Blog » Oxymorons and Beecroft
The back of the class.
When I was a kid, we studied Oxymorons. I remember the jokes about the word, the bored and exasperated teacher, the boys at the back pushing eachother off their chairs.... and then I remembered the lesson. Oxymorons are figures of speech that combine contradictory terms.
That's a figure of speech that seems a lot like an oxymoron to me. If there's no fault, then why the dismissal? Surely a no-fault dismissal would be something like an act of God causing the business to fail, in which case it's no one's fault. Or perhaps the failure of a business due to a three day week, such as happened in the 1970s. But if there's no fault in other circumstances, why would you seek to dismiss someone? It looks a lot like government gobbledegook to me, and the CIPD agree.

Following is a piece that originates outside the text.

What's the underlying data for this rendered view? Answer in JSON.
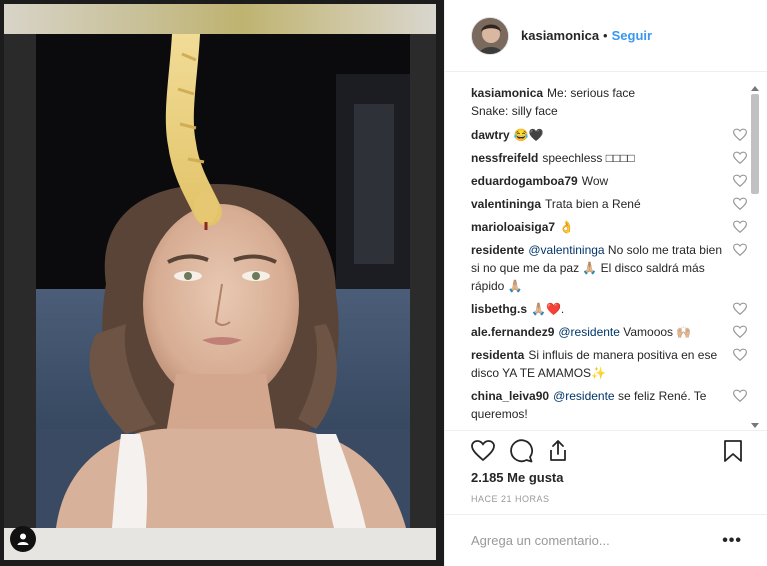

Apparently, according to Mr Beecroft, the evidence suggests that if employers could hire and fire people at will (in a sort of quasi military "fire at will" fashion) it would assist the economic recovery. Even my little girl worked that one out to be claptrap. Fortunately the CIPD response refers to the "objectionable" proposals and states that no fault dismissal is an unnecessary measure, and that there is no evidence to support the claim that if employers could fire people more easily, it would boost the economy.
The evidence that we have as mediators is that the workplace will be more efficient, demonstrate higher productivity and be more responsive if conflict is dealt with and relationships at work are more harmonious. Stephen M R Covey pointed out that soft skills yield hard-edged results in the workplace in his book, The Speed of Trust. It really can make business more profitable, and at Peaceworks, we can attest to that fact. People work better when they have good quality relationships. They produce more, they are more motivated and more committed to achieving the goals of the organisation.
Or maybe non-sequitur
That was part of the same lesson. Non-sequitur means "It does not necessarily follow". Perhaps no-fault dismissal is better described as a non-sequitur, for it doesn't necessarily follow that the economy will recover if more people get fired. Call me old fashioned, but I do like a nice bit of logic, and no fault dismissal leading the vanguard of economic recovery doesn't sound like logic to me. I'm sure Mr Spock would agree....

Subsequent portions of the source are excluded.